The first, Pruneyard Shopping Center v. Robins (1980), upheld a California law that required shopping centers that are open to the public to permit individuals to collect signatures for a petition on the shopping center’s property. The second, Turner Broadcasting v. FCC (1994), upheld a federal law requiring cable companies to carry local broadcast TV stations.

But, to the extent that Pruneyard could be read to permit Texas’s law, the Court has repudiated that reading of the decision. In PG&E v. Public Utilities Commission (1986), four justices declared that Pruneyard “does not undercut the proposition that forced associations that burden protected speech are impermissible.” So a social media company may refuse to associate with a user who posts offensive content.

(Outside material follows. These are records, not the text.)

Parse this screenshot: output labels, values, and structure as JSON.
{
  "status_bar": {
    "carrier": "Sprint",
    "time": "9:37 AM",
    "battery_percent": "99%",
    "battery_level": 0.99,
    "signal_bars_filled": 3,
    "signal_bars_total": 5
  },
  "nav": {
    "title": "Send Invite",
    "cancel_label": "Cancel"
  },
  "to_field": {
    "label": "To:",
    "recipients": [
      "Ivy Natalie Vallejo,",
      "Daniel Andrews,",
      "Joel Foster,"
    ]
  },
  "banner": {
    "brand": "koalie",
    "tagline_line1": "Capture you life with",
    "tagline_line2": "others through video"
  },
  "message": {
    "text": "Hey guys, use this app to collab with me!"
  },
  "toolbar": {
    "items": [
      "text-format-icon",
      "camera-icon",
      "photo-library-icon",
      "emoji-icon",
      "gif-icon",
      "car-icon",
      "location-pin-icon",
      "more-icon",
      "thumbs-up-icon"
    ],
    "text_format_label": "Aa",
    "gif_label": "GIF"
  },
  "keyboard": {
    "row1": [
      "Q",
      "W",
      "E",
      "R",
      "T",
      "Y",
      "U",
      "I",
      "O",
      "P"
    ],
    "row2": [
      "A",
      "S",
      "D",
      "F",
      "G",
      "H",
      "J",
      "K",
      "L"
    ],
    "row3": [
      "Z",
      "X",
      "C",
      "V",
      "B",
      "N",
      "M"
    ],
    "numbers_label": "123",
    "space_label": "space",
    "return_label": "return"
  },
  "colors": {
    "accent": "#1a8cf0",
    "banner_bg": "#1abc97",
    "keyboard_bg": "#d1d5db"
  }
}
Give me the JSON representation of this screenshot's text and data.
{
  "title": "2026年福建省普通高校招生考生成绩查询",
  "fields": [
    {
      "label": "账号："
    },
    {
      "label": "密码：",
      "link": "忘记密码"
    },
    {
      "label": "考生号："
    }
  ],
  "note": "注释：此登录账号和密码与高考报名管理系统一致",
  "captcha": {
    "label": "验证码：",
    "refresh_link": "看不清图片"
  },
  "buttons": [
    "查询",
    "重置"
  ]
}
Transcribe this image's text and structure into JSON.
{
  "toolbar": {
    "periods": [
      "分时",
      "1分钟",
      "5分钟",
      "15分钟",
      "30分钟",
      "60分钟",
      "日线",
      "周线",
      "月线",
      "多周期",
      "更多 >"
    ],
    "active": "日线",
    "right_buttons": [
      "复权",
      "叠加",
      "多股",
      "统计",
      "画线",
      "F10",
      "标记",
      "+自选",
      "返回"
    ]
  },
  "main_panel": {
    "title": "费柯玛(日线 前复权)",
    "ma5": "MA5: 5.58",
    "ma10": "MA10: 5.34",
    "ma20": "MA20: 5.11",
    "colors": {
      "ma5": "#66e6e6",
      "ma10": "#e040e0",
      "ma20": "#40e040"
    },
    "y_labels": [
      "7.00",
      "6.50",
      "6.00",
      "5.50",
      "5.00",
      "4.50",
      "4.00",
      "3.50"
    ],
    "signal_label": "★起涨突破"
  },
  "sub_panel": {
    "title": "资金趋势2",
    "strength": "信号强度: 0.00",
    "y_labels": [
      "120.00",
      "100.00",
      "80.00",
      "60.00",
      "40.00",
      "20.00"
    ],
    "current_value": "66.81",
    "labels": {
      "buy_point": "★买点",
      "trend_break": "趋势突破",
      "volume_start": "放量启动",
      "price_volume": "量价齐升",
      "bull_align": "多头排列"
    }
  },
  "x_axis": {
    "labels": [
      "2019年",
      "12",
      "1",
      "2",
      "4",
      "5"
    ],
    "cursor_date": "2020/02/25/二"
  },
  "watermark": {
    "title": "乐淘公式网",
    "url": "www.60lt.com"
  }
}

Meanwhile, Justice Thurgood Marshall wrote that Pruneyard should only apply when a law is minimally “intrusive” upon a business — a standard met by allowing a petitioner to collect signatures on your property, and not by the Texas law, which would fundamentally alter social media companies’ business operations and prevent them from suppressing the most offensive content.

Similarly, the Turner case held that cable companies are subject to greater regulation than most media companies because they often have exclusive physical control over the cables that bring television stations into individual homes. This is not true about social media websites. While some social media platforms may enjoy market dominance, they do not have physical control over the infrastructure that brings the internet into people’s homes and offices.

The Supreme Court case governing how the First Amendment applies to the internet is Reno v. ACLU (1997), which held that “our cases provide no basis for qualifying the level of First Amendment scrutiny that should be applied to” the internet.

Had Alito’s approach prevailed, the Texas law most likely would have turned every major social media platform into 4chan, a toxic dump of racial slurs, misogyny, and targeted harassment that the platforms would be powerless to control. It also could have placed every social media company at the whims of the 50 states, which might impose 50 different content moderation regimes. What is Twitter or Facebook supposed to do, after all, if California, Nebraska, or Wyoming passes a social media regulation that contradicts the law enacted by Texas?

For the moment, that outcome is averted. But, because Netchoice arrived on the Court’s shadow docket, and because a majority of the Court resolved this case in a brief order without any explanation of its reasoning, the question of whether the First Amendment permits the government to regulate social media moderation technically remains open — although the fact that a majority of the Court stepped in to block this law bodes well for the social media industry as its challenge to the Texas law proceeds.

The Court’s order in Netchoice is temporary. It preserves the status quo until the Court can issue a final ruling on how the First Amendment applies to social media.

But it is unlikely that this issue will remain open very long. Two federal appeals courts have reached contradictory rulings on the legality of Texas-style laws. So the Supreme Court will need to step in soon to resolve that conflict.